Zwar seien etwa die Anerkennung der evangelischen Kirche als vollwertige Kirche und die Feier eines gemeinsamen Abendmahls "eine absolut fantastische Vision ohne jede Realisierungschance in der unmittelbaren Gegenwart", sagte der Berliner Theologieprofessor in einem Gespräch mit dem Evangelischen Pressedienst (epd). Gelegentlich fielen aber "Mauern in Situationen, in denen sich fast alle mit deren Existenz abgefunden haben".
Der Theologe würdigte zugleich die Erfolge des Zweiten Vatikanischen Konzils vor 50 Jahren. Das Konzil, das am 11. Oktober 1962 begonnen hatte, habe die Stellung der Bischöfe gegenüber dem Papst gestärkt und die Bedeutung der Landessprachen in der katholischen Liturgie erheblich ausgeweitet, sagte Markschies. Die institutionelle Struktur der Kirche "ist nicht mehr dieselbe wie vor 1962". Zugleich hätte es die Ökumene heute ohne das Zweite Vatikanische Konzil viel schwerer als sie es gegenwärtig ohnehin schon hat, fügte der Kirchenhistoriker hinzu.
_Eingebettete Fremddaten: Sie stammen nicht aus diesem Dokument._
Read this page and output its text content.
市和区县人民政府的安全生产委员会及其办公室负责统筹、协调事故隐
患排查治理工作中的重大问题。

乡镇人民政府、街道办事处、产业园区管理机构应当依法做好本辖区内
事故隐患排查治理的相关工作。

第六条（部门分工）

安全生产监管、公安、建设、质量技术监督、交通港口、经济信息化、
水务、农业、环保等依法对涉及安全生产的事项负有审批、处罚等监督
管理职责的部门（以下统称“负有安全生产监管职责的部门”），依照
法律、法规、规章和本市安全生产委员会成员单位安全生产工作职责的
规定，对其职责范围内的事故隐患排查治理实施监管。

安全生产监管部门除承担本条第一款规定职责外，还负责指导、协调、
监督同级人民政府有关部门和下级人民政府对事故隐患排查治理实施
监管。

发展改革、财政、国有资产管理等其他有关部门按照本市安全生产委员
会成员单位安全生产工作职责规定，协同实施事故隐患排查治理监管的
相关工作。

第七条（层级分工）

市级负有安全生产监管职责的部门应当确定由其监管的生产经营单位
Rückschritte in der katholischen Kirche
Bis heute sei "eine ganze Menge" von den Aufbrüchen des Konzils in der katholischen Kirche geblieben, räumte Markschies ein. "Im Alltag der Kirche und in der wissenschaftlichen Theologie findet man viele Spuren dieses Aufbruchs." Unter anderem werde der bei dem Konzil angestoßene jüdisch-christliche Dialog "mindestens von einigen römisch-katholischen Beteiligten weitergeführt".
Allerdings sieht Markschies innerhalb der katholischen Kirche auch Rückschritte: Nach einer radikalen Reform werde immer wieder die Rückbesinnung auf Dinge gefordert, die die Reform abgeschafft hat. "Vielleicht muss man etwas nüchterner akzeptieren, dass sich die Geschichte in Wellenbewegungen vollzieht", sagte er. Es sei an manchen Stellen durchaus offen, ob die grundsätzlichen Weichenstellungen beibehalten oder verworfen werden.